Equity shares are a form of subsidy that was established by Mahmoud Ahmadinejad’s subsidy-focused government, and were supposed to provide economic relief to low-income individuals. However, these shares have now become a problem for both the needy and successive governments.

Registration of those who missed out on equity shares was supposed to take place in June of this year, but officials say it will definitely happen in July.

The Deputy Director of Management Development and Resources at the Organization for Welfare said that this year only individuals covered by the Relief Committee and the Welfare Organization can register to receive equity shares. He stated: “New beneficiaries do not need to provide documents for registration, as their lists will be submitted by the National Welfare Organization to the privatization organization so that after completing legal and administrative procedures, equity shares will be paid to them.”

In the original “equity shares” plan, a portion of shares from specific state-owned companies were to be sold to lower-income groups. This plan was approved by the cabinet in February 2006.

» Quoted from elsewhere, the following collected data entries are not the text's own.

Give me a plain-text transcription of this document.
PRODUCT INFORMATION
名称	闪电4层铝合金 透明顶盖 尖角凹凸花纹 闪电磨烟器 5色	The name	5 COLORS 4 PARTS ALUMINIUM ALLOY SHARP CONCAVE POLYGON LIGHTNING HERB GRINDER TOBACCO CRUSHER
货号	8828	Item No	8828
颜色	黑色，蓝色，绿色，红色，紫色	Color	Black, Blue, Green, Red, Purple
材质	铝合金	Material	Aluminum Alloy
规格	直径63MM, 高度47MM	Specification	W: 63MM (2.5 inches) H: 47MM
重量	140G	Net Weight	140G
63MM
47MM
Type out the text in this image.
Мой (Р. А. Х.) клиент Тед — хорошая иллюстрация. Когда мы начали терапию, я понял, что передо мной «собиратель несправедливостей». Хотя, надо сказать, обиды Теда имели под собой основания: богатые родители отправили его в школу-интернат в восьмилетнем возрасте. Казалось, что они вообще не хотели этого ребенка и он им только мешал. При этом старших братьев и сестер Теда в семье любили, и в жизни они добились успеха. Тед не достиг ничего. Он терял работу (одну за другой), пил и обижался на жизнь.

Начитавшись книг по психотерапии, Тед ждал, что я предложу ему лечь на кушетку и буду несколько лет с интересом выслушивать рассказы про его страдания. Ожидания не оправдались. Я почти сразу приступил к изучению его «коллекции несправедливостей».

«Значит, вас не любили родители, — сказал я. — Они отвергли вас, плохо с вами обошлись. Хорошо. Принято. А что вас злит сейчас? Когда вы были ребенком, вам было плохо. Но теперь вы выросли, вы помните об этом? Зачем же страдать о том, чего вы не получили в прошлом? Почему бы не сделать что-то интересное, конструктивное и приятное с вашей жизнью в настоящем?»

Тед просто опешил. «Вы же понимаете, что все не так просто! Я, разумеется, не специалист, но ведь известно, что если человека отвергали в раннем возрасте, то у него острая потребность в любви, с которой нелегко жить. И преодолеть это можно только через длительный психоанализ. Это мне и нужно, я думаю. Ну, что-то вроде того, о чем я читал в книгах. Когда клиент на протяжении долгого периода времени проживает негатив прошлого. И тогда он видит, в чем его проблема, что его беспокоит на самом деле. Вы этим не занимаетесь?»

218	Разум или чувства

In the first phase of equity share distribution to some individuals covered by the Relief Committee, the Welfare Organization, and unemployed veterans, certificates were given to beneficiaries as equity share documents. The value of these certificates was initially 500,000 tomans in shares, which later increased to one million tomans.

In November 2006, Mahmoud Ahmadinejad described the distribution of equity shares as a “major transformation” that would lead to “fair distribution of state wealth among different social classes.” Under the pretext of equity shares, the government was allowed to transfer 80 percent of shares of large state factories and enterprises to the private and cooperative sectors and distribute share dividends to the people.

Ali Tayeb Nia, the Minister of Economy in the eleventh government, believed that equity shares and their implementation left 62 economic enterprises without proper ownership.

In mid-January 2017, the Tehran Stock Exchange announced that the dividend income from equity shares of 60 participating companies totaled 199 billion and 15 million rials. However, governments deposit only a small amount of this dividend annually to the accounts of individuals who have successfully registered in the relevant systems.

On June 1st of this year, the Privatization Organization announced: “It will deposit the dividends from equity shares for the years 2019 and 2020 into shareholder accounts.” According to Mahmoud Hasanlou, the technology director of the Central Depository Company, equity shareholders who held one million tomans in equity shares received or will receive dividends of approximately one million and 70 thousand tomans, and individuals holding 532 thousand tomans in shares received or will receive approximately 580 thousand tomans.

Farsi News Agency believes that over the past sixteen years, approximately 50 million people have received equity shares. However, the head of the Privatization Organization in the Raisi government said that “we still do not have an exact number of those who missed out on equity shares, because a proper definition of those who missed out has not been provided.” This is while it was previously stated that the number of those who missed out on equity shares was approximately 20 million people.